What began as a refuge soon took shape as practice. The canvas became a space for reflection, a way to process disorder and find clarity. “After my career in hockey,” she reflects, “the canvas gave me room for healing and self-discovery. It became the language through which I translate the world’s chaos into peace.” Art was no longer optional; it had become necessary—a lived rhythm linking creativity and wellness.
Despite the quiet of the studio, Plaatjies’s work demands endurance. The habits shaped by elite sport—repetition, stamina, focus—have carried over seamlessly into her artistic practice. She favours large-scale charcoal and pastel portraits, pieces that require both physical engagement and conceptual precision. “The discipline of the athlete is the discipline of the artist,” she says. “These works demand commitment. You don’t finish them unless you stay with the process.”
At times, the creative process mirrors competition. “There are moments when I have to dig deep into my last reserves of energy,” she admits, “like when there’s only ten minutes left on the clock.” Each mark is deliberate, charged with intent.
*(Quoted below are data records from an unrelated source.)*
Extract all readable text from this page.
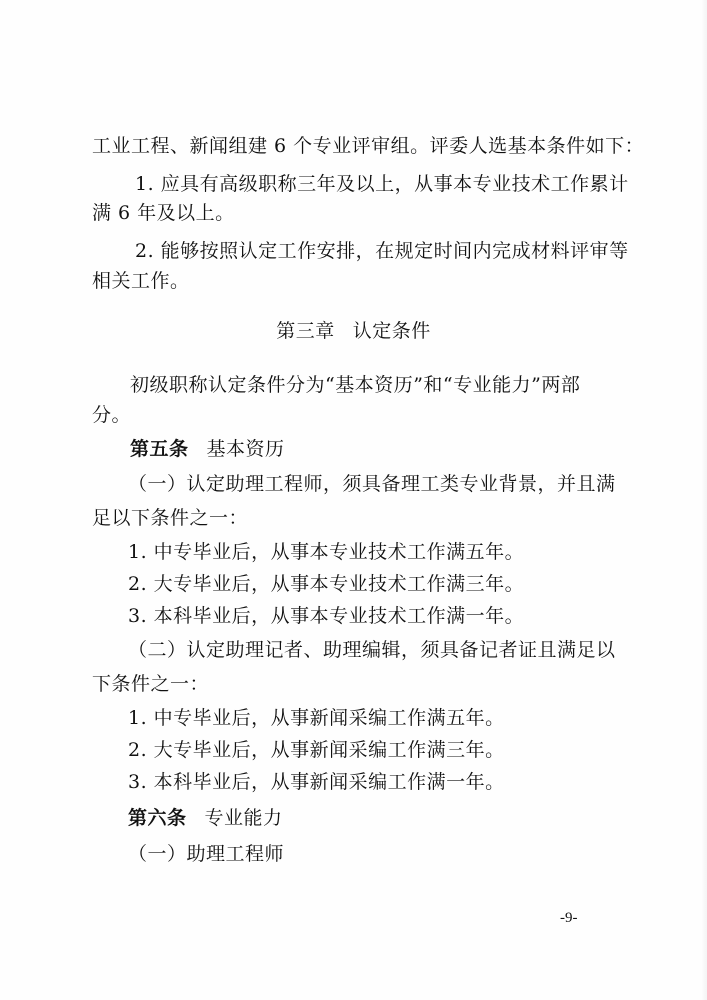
工业工程、新闻组建 6 个专业评审组。评委人选基本条件如下：
1. 应具有高级职称三年及以上，从事本专业技术工作累计
满 6 年及以上。
2. 能够按照认定工作安排，在规定时间内完成材料评审等
相关工作。
第三章 认定条件
初级职称认定条件分为“基本资历”和“专业能力”两部
分。
第五条 基本资历
（一）认定助理工程师，须具备理工类专业背景，并且满
足以下条件之一：
1. 中专毕业后，从事本专业技术工作满五年。
2. 大专毕业后，从事本专业技术工作满三年。
3. 本科毕业后，从事本专业技术工作满一年。
（二）认定助理记者、助理编辑，须具备记者证且满足以
下条件之一：
1. 中专毕业后，从事新闻采编工作满五年。
2. 大专毕业后，从事新闻采编工作满三年。
3. 本科毕业后，从事新闻采编工作满一年。
第六条 专业能力
（一）助理工程师
-9-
While the subjects may lean toward the spiritual or ethereal, the body remains fully engaged in their making.
Her environment has shaped her work. Cape Town, where she grew up, offered early lessons in visual poetry: mountains pressing against the sky, the ocean insisting on scale. “Cape Town grounded me,” she recalls. “I was surrounded by family and a landscape that teaches humility.” That sense of vastness, tempered by intimacy, continues to linger in her art.


Johannesburg came later, bringing a different rhythm. Where Cape Town offered grounding, Johannesburg delivered velocity—migration, ambition, reinvention. “Joburg gave me the hustle and the texture,” she says. “I explored many different aspects of myself there.” Her art now carries both cities within it: the lyricism of Cape Town rendered with the fire of Johannesburg.
In a life so often shaped by visibility, the studio functions as a retreat rather than a stage. Sport and media are public performances, governed by projection and scrutiny. The studio operates on a different rhythm. “Sport and media are the public performance,” Plaatjies says. “Art is the private communion.” Only once a piece is complete does it turn outward. “Once the work is finished,” she adds, “it becomes intentional communication—a visual tool to spark reflection and solace in the viewer.”
That inward turn is especially potent for a young woman whose image is often mediated by others. “The camera owns the narrative,” she notes. On the canvas, she reclaims it. “My art is my ultimate act of authorship. I own the lens.” Her portraits—particularly those of African women and deities—are meditations on power rather than surface beauty. “They’re about inherent strength,” she insists, “not just aesthetics.”
New works emerge intuitively, as sensations or what she calls “ancestral echoes.” “It’s like an instruction—to capture a particular spirit or truth about the African narrative,” she explains. Creation becomes translation: the invisible made tangible, personal growth braided with collective memory.

Looking ahead, Plaatjies defines her ambition by impact rather than style. “I’m becoming the artist who bridges art and wellness globally,” she says. She hopes to shift focus from what art is to what it does—how it heals, anchors, and empowers, encouraging the next generation of African creators to claim their truth without apology.
At ARTFrikanity, amid the hum of conversation and curatorial debate, Plaatjies embodied that ethos. In a culture obsessed with surfaces and speed, her practice insists on depth. Her art does not shout; it listens. And in that listening lies its quiet, persuasive power.